Saat ini, kejelasan pengakuan areal kawasan adat menjadi tuntutan pascaputusan Mahkamah Konstitusi No 11/2012. Dalam amar putusannya terkait Undang-Undang No 41/1999 tentang Kehutanan diakui bahwa hutan adat bukan hutan negara.
Kepastian konstitusi tersebut direspons beberapa kelompok masyarakat dengan mengapling tanah-tanah adatnya. Namun, pengaplingan saja dinilai tidak memiliki legalitas.
ADVERTISEMENT
SCROLL TO RESUME CONTENT
Oleh karena itu, ia meminta agar organisasi masyarakat sipil diakui dalam jaringan data spasial nasional yang kini berisi 15 kementerian/lembaga di bawah koordinasi Badan Informasi Geospasial (BIG).

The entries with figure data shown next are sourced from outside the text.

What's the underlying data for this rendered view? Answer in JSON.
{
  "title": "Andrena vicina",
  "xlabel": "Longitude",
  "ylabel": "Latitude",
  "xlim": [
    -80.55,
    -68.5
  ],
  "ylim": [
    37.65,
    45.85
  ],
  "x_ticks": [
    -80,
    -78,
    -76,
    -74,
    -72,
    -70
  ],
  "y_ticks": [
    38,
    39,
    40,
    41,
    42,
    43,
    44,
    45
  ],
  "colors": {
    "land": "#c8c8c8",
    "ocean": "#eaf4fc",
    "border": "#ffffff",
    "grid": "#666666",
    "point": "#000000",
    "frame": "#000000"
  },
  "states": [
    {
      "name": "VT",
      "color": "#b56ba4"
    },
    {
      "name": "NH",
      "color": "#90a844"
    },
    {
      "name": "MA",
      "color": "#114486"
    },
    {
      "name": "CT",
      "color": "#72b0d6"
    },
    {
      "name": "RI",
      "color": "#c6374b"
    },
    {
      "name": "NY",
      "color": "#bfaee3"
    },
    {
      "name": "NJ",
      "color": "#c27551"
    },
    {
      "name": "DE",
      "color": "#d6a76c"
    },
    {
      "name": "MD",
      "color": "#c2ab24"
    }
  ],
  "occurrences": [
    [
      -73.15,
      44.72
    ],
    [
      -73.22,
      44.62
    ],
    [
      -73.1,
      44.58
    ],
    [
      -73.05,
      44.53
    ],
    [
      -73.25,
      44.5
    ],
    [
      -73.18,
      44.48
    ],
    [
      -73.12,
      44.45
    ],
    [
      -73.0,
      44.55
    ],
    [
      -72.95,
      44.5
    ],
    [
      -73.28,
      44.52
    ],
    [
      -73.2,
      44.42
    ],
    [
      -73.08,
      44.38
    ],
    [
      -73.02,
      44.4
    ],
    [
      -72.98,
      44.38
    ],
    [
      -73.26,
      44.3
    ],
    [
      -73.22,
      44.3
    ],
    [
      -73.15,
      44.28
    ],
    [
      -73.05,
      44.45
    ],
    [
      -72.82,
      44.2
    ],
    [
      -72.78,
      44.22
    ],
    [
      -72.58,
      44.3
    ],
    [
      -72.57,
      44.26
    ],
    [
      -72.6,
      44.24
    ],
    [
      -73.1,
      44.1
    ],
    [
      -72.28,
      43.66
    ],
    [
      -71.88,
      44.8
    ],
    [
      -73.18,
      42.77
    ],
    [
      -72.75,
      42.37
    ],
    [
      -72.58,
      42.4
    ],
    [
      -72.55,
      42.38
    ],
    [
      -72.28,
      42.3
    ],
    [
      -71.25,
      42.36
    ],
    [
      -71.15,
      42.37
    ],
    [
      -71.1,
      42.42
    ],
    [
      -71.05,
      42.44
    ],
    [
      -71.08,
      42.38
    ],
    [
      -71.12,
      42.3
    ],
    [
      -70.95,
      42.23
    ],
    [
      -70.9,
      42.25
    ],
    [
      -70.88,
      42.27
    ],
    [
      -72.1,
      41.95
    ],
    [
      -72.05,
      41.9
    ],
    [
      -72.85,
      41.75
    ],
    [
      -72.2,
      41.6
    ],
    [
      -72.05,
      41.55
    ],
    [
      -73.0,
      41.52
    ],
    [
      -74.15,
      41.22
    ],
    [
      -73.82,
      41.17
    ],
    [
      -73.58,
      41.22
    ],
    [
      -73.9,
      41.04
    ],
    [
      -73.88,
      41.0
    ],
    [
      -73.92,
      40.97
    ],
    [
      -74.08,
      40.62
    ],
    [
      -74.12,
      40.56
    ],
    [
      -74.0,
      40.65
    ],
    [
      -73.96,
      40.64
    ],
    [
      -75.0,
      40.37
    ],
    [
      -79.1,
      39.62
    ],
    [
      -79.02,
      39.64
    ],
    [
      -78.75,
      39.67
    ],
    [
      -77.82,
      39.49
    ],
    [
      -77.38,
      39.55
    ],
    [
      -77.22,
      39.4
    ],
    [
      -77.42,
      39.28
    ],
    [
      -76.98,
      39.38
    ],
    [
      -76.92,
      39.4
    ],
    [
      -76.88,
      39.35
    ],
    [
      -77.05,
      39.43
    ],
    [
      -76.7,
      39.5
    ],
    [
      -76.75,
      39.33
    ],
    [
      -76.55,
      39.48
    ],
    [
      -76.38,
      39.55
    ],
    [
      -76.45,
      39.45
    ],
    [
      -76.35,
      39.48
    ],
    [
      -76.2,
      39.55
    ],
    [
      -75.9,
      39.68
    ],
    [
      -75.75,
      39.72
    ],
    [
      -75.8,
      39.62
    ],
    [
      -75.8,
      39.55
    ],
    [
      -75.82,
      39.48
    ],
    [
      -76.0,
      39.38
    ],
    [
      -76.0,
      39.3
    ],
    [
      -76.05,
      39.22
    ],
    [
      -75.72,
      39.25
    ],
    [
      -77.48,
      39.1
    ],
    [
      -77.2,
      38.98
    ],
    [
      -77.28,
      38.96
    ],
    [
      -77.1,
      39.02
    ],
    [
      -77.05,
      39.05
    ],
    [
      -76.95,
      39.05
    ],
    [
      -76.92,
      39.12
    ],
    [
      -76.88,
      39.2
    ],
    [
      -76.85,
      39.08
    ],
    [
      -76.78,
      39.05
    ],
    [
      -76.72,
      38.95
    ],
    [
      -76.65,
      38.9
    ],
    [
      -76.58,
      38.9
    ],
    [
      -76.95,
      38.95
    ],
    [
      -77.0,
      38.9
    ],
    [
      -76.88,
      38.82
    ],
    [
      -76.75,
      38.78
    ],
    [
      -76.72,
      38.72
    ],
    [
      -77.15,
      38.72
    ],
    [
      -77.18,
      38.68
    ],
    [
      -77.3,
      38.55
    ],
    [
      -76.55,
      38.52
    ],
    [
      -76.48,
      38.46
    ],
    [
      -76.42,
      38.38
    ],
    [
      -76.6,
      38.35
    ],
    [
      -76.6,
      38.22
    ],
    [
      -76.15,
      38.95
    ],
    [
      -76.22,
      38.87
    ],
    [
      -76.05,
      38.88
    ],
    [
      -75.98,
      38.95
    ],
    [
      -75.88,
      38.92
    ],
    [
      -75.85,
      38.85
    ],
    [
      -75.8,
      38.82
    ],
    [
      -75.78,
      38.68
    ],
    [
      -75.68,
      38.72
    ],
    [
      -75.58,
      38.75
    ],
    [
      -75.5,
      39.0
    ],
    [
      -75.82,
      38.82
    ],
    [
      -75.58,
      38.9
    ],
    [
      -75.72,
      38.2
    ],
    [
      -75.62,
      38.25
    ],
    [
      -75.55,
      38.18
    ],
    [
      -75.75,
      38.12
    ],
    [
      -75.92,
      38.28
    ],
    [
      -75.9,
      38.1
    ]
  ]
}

Melalui keterlibatan aktif dan masuk dalam sistem, masyarakat bisa mengontrol dan memberikan masukan atas data spasial yang dihasilkan.
Terkait hal ini, Priyadi Kardono, Deputi Informasi Geospasial Tematik BIG, mengatakan, pemetaan hutan adat harus dilakukan dan disetujui Kementerian Kehutanan. (ICH)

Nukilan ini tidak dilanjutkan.